By Jonathan Davis
The U.S. Navy is poised to add a high-powered laser to one of its Littoral Combat Ships as part of the service’s plans to add lethality to its surface warfare fleet.
The USS Little Rock (LCS-9) is slated to receive a laser weapon during its upcoming deployment, Commander of Naval Surface Forces Vice Adm. Richard Brown told reporters.
The ship will likely deploy to U.S. 4th Fleet, where sister ship USS Detroit is currently operating, USNI News reported.
According to the news service, the Little Rock is to be fitted with a Lockheed Martin-made 150-kilowatt high energy laser, as part of a risk reduction effort between the company, the Office of Naval Research and the Program Executive Office for Integrated Warfare Systems.
One source said the laser would serve as part of a larger layered defense concept the sea service is currently developing.
The purpose of the laser weapon is assist the warship in its surface mission to interdict and destroy incoming fast-attack craft as well as unmanned drones. The weapon will also aid in detecting incoming targets.
Some naval experts have said the LCS is not survivable enough and as such is in need of additional firepower as technology is changing the nature of warfare at sea.

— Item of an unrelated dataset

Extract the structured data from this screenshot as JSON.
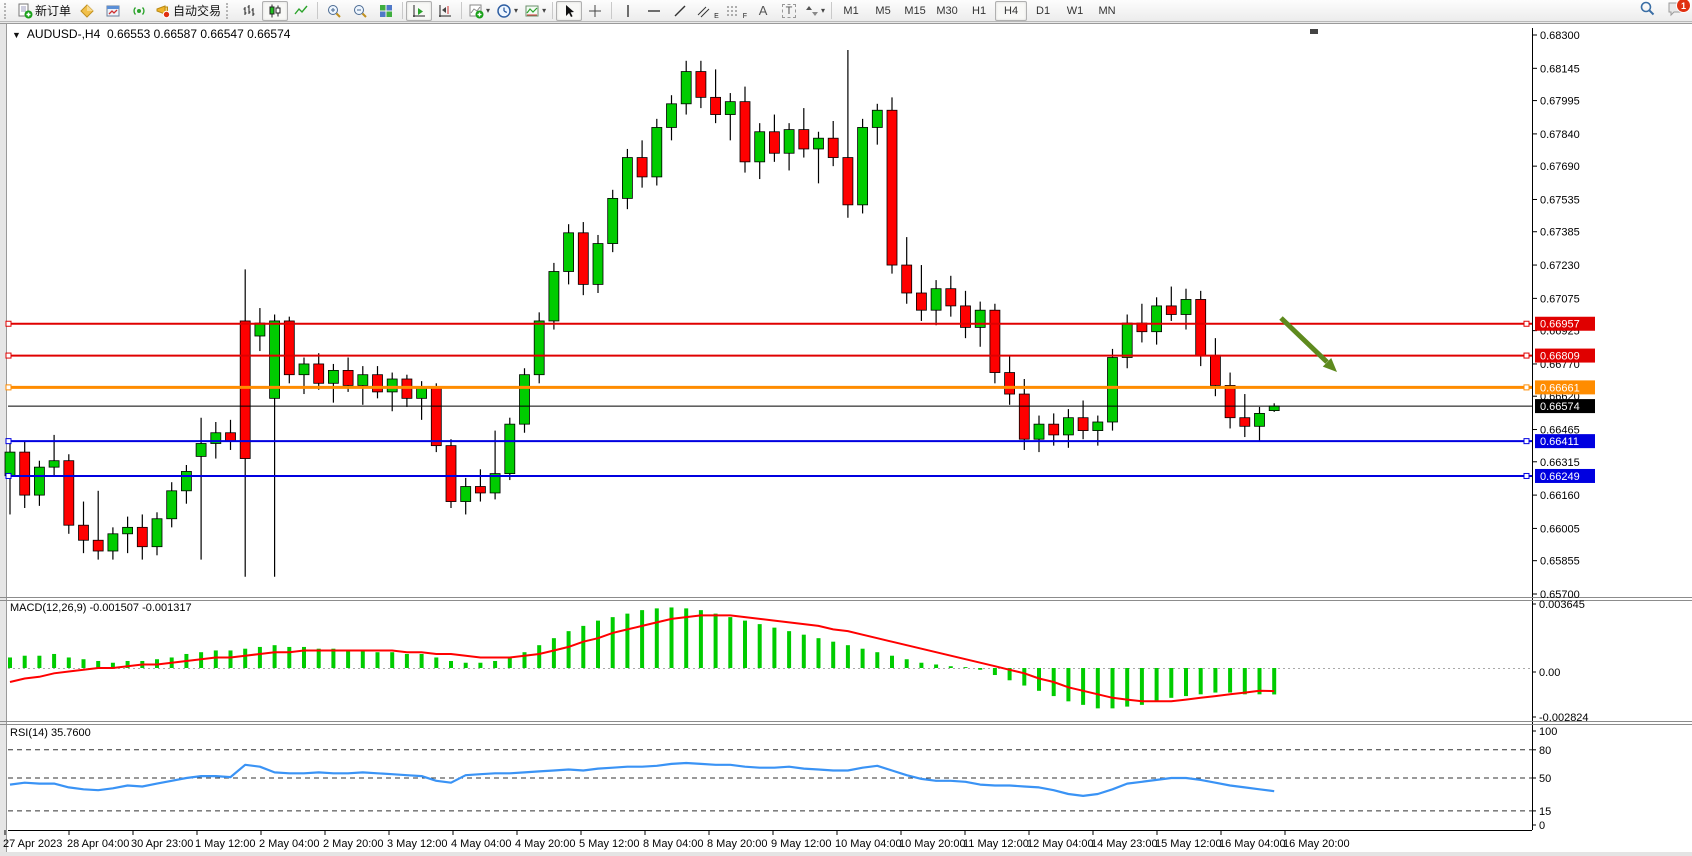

“The big thing we’re looking at is, what is that opportunity to pull things in – so for instance with directed energy, between the HELIOS [laser weapon program of record], being able to get that onto a DDG, and then some scalable laser technology that we’ve been working on, what’s our opportunity to deploy a laser sooner on an LCS, and the opportunity to potentially use one of those weapons modules to do that as opposed to having to design it someway into the ship?” said Lockheed Martin Vice President and General Manager of Small Combatants and Ship Systems Joe DePietro.
“Use some of that power, space and weight of the mission package to be able to field another capability – which was inherently the thought process behind the design of LCS, to be able to integrate those new technologies faster because of the modularity of the ship,” he told USNI News.